A ausência de denúncia imediata pelo Ministério Público pode justificar a substituição da prisão preventiva por medidas cautelares diversas, especialmente quando o próprio titular da ação penal reconhece a necessidade de aprofundamento das investigações.
Com esse entendimento, o colegiado das Garantias Penais, do Tribunal de Justiça do Amazonas revogou as prisões preventivas de investigados da Operação Erga Omnes, entre eles Anabela Cardoso Freitas, substituindo-as por medidas cautelares previstas no artigo 319 do Código de Processo Penal.
A decisão foi proferida após promoção do Ministério Público do Estado do Amazonas, por meio da 87ª Promotoria de Justiça da Capital e do GAECO, que, ao mesmo tempo em que ofereceu denúncia contra 16 investigados, pediu a substituição da prisão preventiva de cinco pessoas que não foram denunciadas naquele momento, em razão da necessidade de aprofundamento probatório. O órgão ministerial ressaltou expressamente a inexistência de arquivamento implícito.
No caso de Anabela Cardoso Freitas, a decisão também deu cumprimento à determinação do Superior Tribunal de Justiça no AgRg no HC 1.085.298/AM, relatado pelo ministro Ribeiro Dantas, que já havia substituído a prisão preventiva por cautelares diversas da prisão.
Antes de analisar a situação cautelar dos investigados, o colegiado deferiu pedido de utilização de provas emprestadas oriundas de outros procedimentos criminais relacionados, reconhecendo a possibilidade de compartilhamento de elementos probatórios produzidos sob contraditório judicial, ainda que em feitos distintos.

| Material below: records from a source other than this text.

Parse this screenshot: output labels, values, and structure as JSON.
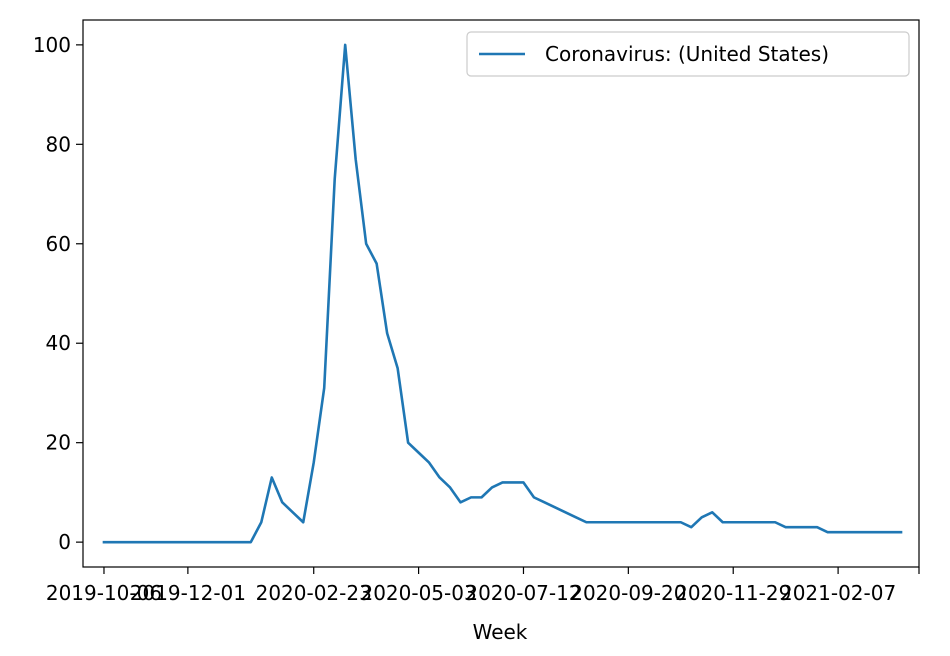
{
  "chart_data": {
    "type": "line",
    "title": "",
    "xlabel": "Week",
    "ylabel": "",
    "ylim": [
      -5,
      105
    ],
    "yticks": [
      0,
      20,
      40,
      60,
      80,
      100
    ],
    "xlim": [
      "2019-09-22",
      "2021-04-02"
    ],
    "xticks": [
      {
        "date": "2019-10-06",
        "label": "2019-10-06"
      },
      {
        "date": "2019-12-01",
        "label": "2019-12-01"
      },
      {
        "date": "2020-02-23",
        "label": "2020-02-23"
      },
      {
        "date": "2020-05-03",
        "label": "2020-05-03"
      },
      {
        "date": "2020-07-12",
        "label": "2020-07-12"
      },
      {
        "date": "2020-09-20",
        "label": "2020-09-20"
      },
      {
        "date": "2020-11-29",
        "label": "2020-11-29"
      },
      {
        "date": "2021-02-07",
        "label": "2021-02-07"
      },
      {
        "date": "2021-04-02",
        "label": ""
      }
    ],
    "grid": false,
    "legend_position": "top-right",
    "series": [
      {
        "name": "Coronavirus: (United States)",
        "color": "#1f77b4",
        "x": [
          "2019-10-06",
          "2019-10-13",
          "2019-10-20",
          "2019-10-27",
          "2019-11-03",
          "2019-11-10",
          "2019-11-17",
          "2019-11-24",
          "2019-12-01",
          "2019-12-08",
          "2019-12-15",
          "2019-12-22",
          "2019-12-29",
          "2020-01-05",
          "2020-01-12",
          "2020-01-19",
          "2020-01-26",
          "2020-02-02",
          "2020-02-09",
          "2020-02-16",
          "2020-02-23",
          "2020-03-01",
          "2020-03-08",
          "2020-03-15",
          "2020-03-22",
          "2020-03-29",
          "2020-04-05",
          "2020-04-12",
          "2020-04-19",
          "2020-04-26",
          "2020-05-03",
          "2020-05-10",
          "2020-05-17",
          "2020-05-24",
          "2020-05-31",
          "2020-06-07",
          "2020-06-14",
          "2020-06-21",
          "2020-06-28",
          "2020-07-05",
          "2020-07-12",
          "2020-07-19",
          "2020-07-26",
          "2020-08-02",
          "2020-08-09",
          "2020-08-16",
          "2020-08-23",
          "2020-08-30",
          "2020-09-06",
          "2020-09-13",
          "2020-09-20",
          "2020-09-27",
          "2020-10-04",
          "2020-10-11",
          "2020-10-18",
          "2020-10-25",
          "2020-11-01",
          "2020-11-08",
          "2020-11-15",
          "2020-11-22",
          "2020-11-29",
          "2020-12-06",
          "2020-12-13",
          "2020-12-20",
          "2020-12-27",
          "2021-01-03",
          "2021-01-10",
          "2021-01-17",
          "2021-01-24",
          "2021-01-31",
          "2021-02-07",
          "2021-02-14",
          "2021-02-21",
          "2021-02-28",
          "2021-03-07",
          "2021-03-14",
          "2021-03-21"
        ],
        "y": [
          0,
          0,
          0,
          0,
          0,
          0,
          0,
          0,
          0,
          0,
          0,
          0,
          0,
          0,
          0,
          4,
          13,
          8,
          6,
          4,
          16,
          31,
          73,
          100,
          77,
          60,
          56,
          42,
          35,
          20,
          18,
          16,
          13,
          11,
          8,
          9,
          9,
          11,
          12,
          12,
          12,
          9,
          8,
          7,
          6,
          5,
          4,
          4,
          4,
          4,
          4,
          4,
          4,
          4,
          4,
          4,
          3,
          5,
          6,
          4,
          4,
          4,
          4,
          4,
          4,
          3,
          3,
          3,
          3,
          2,
          2,
          2,
          2,
          2,
          2,
          2,
          2
        ]
      }
    ]
  }
}
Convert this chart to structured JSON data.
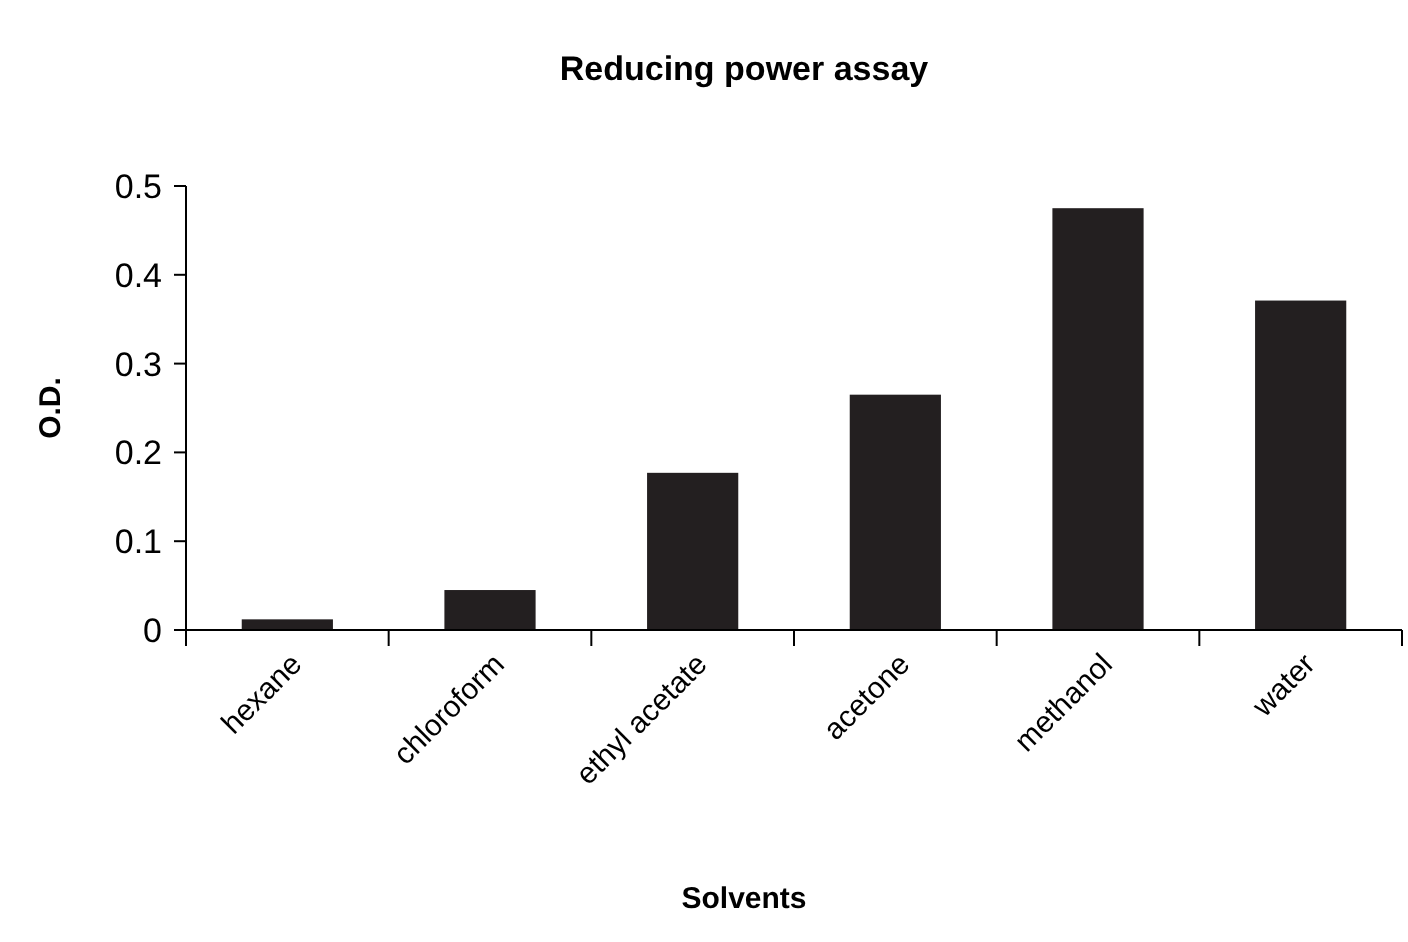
{
  "chart_data": {
    "type": "bar",
    "title": "Reducing power assay",
    "xlabel": "Solvents",
    "ylabel": "O.D.",
    "categories": [
      "hexane",
      "chloroform",
      "ethyl acetate",
      "acetone",
      "methanol",
      "water"
    ],
    "values": [
      0.012,
      0.045,
      0.177,
      0.265,
      0.475,
      0.371
    ],
    "color": "#231f20",
    "ylim": [
      0,
      0.5
    ],
    "yticks": [
      0,
      0.1,
      0.2,
      0.3,
      0.4,
      0.5
    ],
    "grid": false
  }
}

A decisão citou jurisprudência do Supremo Tribunal Federal sobre a admissibilidade do compartilhamento de provas em investigações conexas.

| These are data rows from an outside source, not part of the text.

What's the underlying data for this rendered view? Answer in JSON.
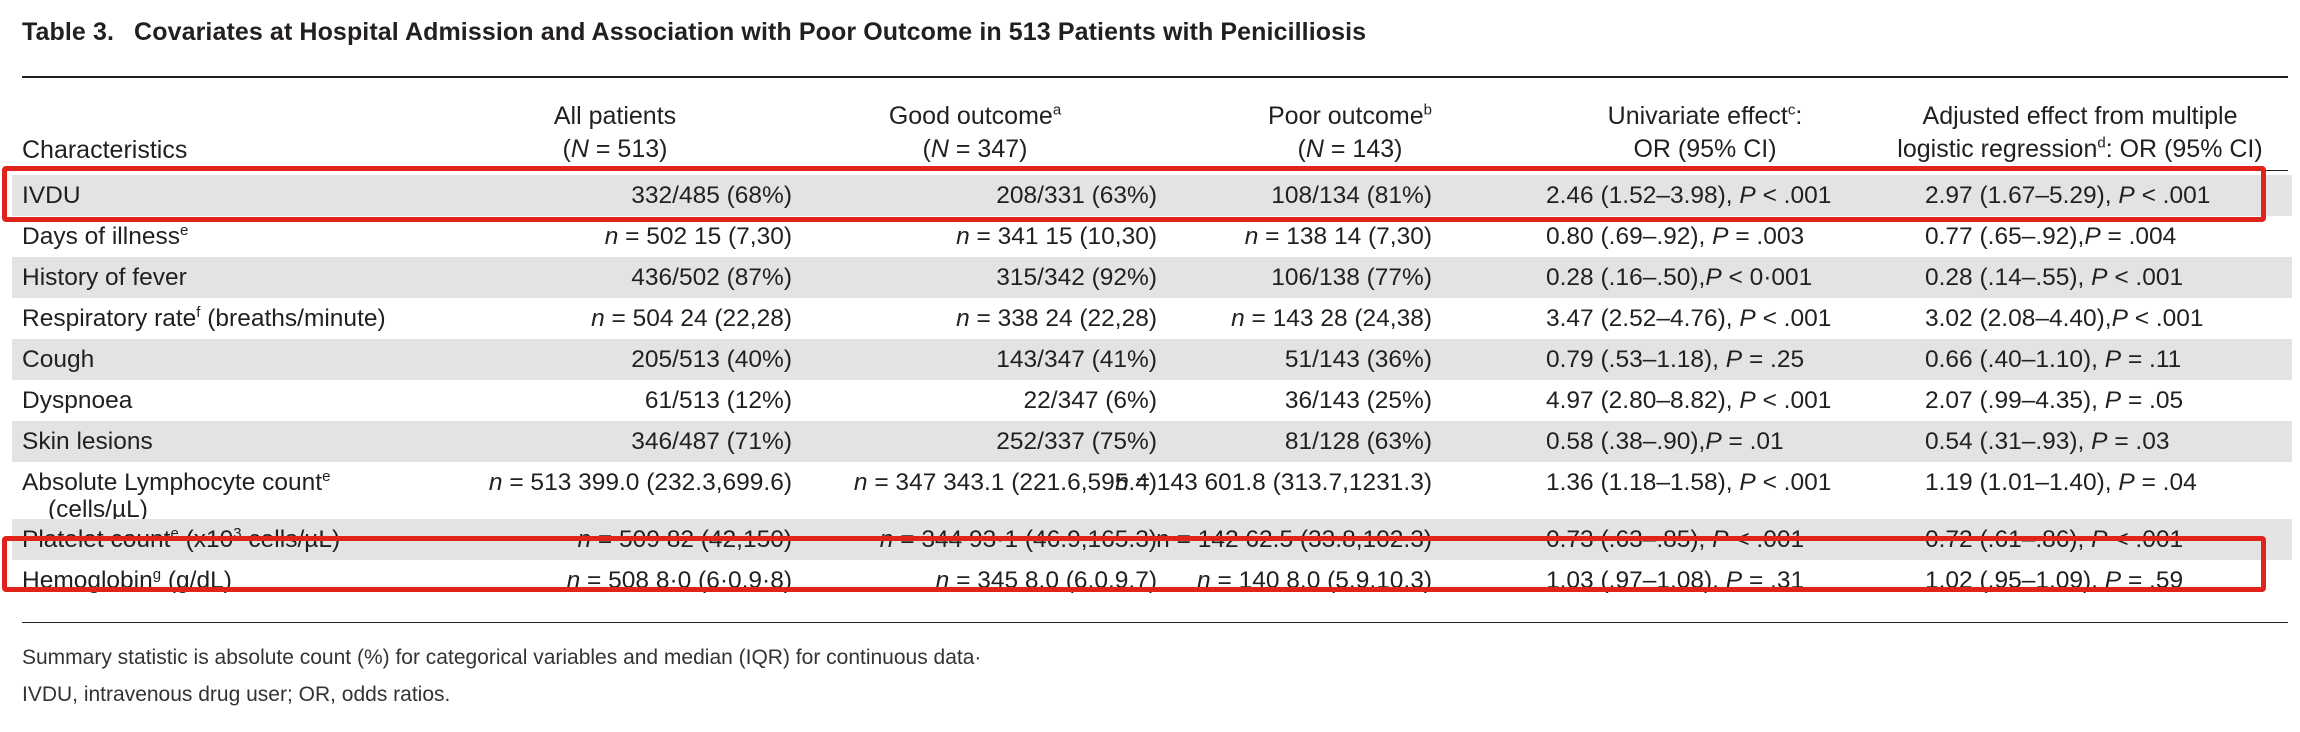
{
  "title": {
    "number": "Table 3.",
    "text": "Covariates at Hospital Admission and Association with Poor Outcome in 513 Patients with Penicilliosis"
  },
  "headers": {
    "characteristics": "Characteristics",
    "all": {
      "line1": "All patients",
      "n_label": "N",
      "n_value": " = 513)"
    },
    "good": {
      "line1": "Good outcome",
      "sup": "a",
      "n_label": "N",
      "n_value": " = 347)"
    },
    "poor": {
      "line1": "Poor outcome",
      "sup": "b",
      "n_label": "N",
      "n_value": " = 143)"
    },
    "univariate": {
      "line1": "Univariate effect",
      "sup": "c",
      "line1_end": ":",
      "line2": "OR (95% CI)"
    },
    "adjusted": {
      "line1": "Adjusted effect from multiple",
      "line2a": "logistic regression",
      "sup": "d",
      "line2b": ": OR (95% CI)"
    }
  },
  "rows": [
    {
      "name": "IVDU",
      "all": "332/485 (68%)",
      "good": "208/331 (63%)",
      "poor": "108/134 (81%)",
      "uni": "2.46 (1.52–3.98), ",
      "uni_p": " < .001",
      "adj": "2.97 (1.67–5.29), ",
      "adj_p": " < .001"
    },
    {
      "name": "Days of illness",
      "sup": "e",
      "all_n": " = 502 ",
      "all": "15 (7,30)",
      "good_n": " = 341 ",
      "good": "15 (10,30)",
      "poor_n": " = 138 ",
      "poor": "14 (7,30)",
      "uni": "0.80 (.69–.92), ",
      "uni_p": " = .003",
      "adj": "0.77 (.65–.92),",
      "adj_p": " = .004"
    },
    {
      "name": "History of fever",
      "all": "436/502 (87%)",
      "good": "315/342 (92%)",
      "poor": "106/138 (77%)",
      "uni": "0.28 (.16–.50),",
      "uni_p": " < 0·001",
      "adj": "0.28 (.14–.55), ",
      "adj_p": " < .001"
    },
    {
      "name": "Respiratory rate",
      "sup": "f",
      "name_end": " (breaths/minute)",
      "all_n": " = 504 ",
      "all": "24 (22,28)",
      "good_n": " = 338 ",
      "good": "24 (22,28)",
      "poor_n": " = 143 ",
      "poor": "28 (24,38)",
      "uni": "3.47 (2.52–4.76), ",
      "uni_p": " < .001",
      "adj": "3.02 (2.08–4.40),",
      "adj_p": " < .001"
    },
    {
      "name": "Cough",
      "all": "205/513 (40%)",
      "good": "143/347 (41%)",
      "poor": "51/143 (36%)",
      "uni": "0.79 (.53–1.18), ",
      "uni_p": " = .25",
      "adj": "0.66 (.40–1.10), ",
      "adj_p": " = .11"
    },
    {
      "name": "Dyspnoea",
      "all": "61/513 (12%)",
      "good": "22/347 (6%)",
      "poor": "36/143 (25%)",
      "uni": "4.97 (2.80–8.82), ",
      "uni_p": " < .001",
      "adj": "2.07 (.99–4.35), ",
      "adj_p": " = .05"
    },
    {
      "name": "Skin lesions",
      "all": "346/487 (71%)",
      "good": "252/337 (75%)",
      "poor": "81/128 (63%)",
      "uni": "0.58 (.38–.90),",
      "uni_p": " = .01",
      "adj": "0.54 (.31–.93), ",
      "adj_p": " = .03"
    },
    {
      "name": "Absolute Lymphocyte count",
      "sup": "e",
      "name_line2": "(cells/µL)",
      "all_n": " = 513 ",
      "all": "399.0 (232.3,699.6)",
      "good_n": " = 347 ",
      "good": "343.1 (221.6,595.4)",
      "poor_n": " = 143 ",
      "poor": "601.8 (313.7,1231.3)",
      "uni": "1.36 (1.18–1.58), ",
      "uni_p": " < .001",
      "adj": "1.19 (1.01–1.40), ",
      "adj_p": " = .04"
    },
    {
      "name": "Platelet count",
      "sup": "e",
      "name_mid": " (x10",
      "sup2": "3",
      "name_end": " cells/µL)",
      "all_n": " = 509 ",
      "all": "82 (42,150)",
      "good_n": " = 344 ",
      "good": "93·1 (46.9,165.3)",
      "poor_n_text": "n = 142 ",
      "poor": "62.5 (33.8,102.3)",
      "uni": "0.73 (.63–.85), ",
      "uni_p": " < .001",
      "adj": "0.72 (.61–.86), ",
      "adj_p": " < .001"
    },
    {
      "name": "Hemoglobin",
      "sup": "g",
      "name_end": " (g/dL)",
      "all_n": " = 508 ",
      "all": "8·0 (6·0,9·8)",
      "good_n": " = 345 ",
      "good": "8.0 (6.0,9.7)",
      "poor_n": " = 140 ",
      "poor": "8.0 (5.9,10.3)",
      "uni": "1.03 (.97–1.08), ",
      "uni_p": " = .31",
      "adj": "1.02 (.95–1.09), ",
      "adj_p": " = .59"
    }
  ],
  "symbols": {
    "n": "n",
    "P": "P"
  },
  "footnotes": [
    "Summary statistic is absolute count (%) for categorical variables and median (IQR) for continuous data·",
    "IVDU, intravenous drug user; OR, odds ratios."
  ],
  "highlight_color": "#e0241b"
}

Ao examinar o mérito da prisão preventiva, os magistrados destacaram que a custódia cautelar possui natureza excepcional e deve observar permanentemente os critérios de necessidade, adequação e proporcionalidade previstos nos artigos 312, 316 e 321 do Código de Processo Penal.
A decisão enfatizou ainda o papel constitucional do Ministério Público como “dominus litis” da ação penal pública, ressaltando que compete ao órgão ministerial definir o momento adequado para oferecimento da denúncia, conforme a maturidade probatória da investigação. O colegiado citou precedente do ministro Celso de Mello segundo o qual a formação da “opinio delicti” é atribuição exclusiva do Ministério Público.
Segundo o entendimento adotado, quando o próprio Ministério Público afirma que a investigação ainda não alcançou lastro suficiente para denúncia em relação a determinados investigados, ocorre relevante atenuação dos fundamentos que justificavam a manutenção da prisão preventiva.
Apesar disso, o colegiado considerou inadequada a concessão de liberdade irrestrita, diante da gravidade dos crimes investigados, da complexidade da organização criminosa apurada na Operação Erga Omnes e do risco de interferência na persecução penal.
Com isso, foram impostas medidas cautelares como comparecimento mensal em juízo, proibição de contato entre investigados, vedação de saída da comarca sem autorização judicial e monitoração eletrônica pelo prazo de 90 dias.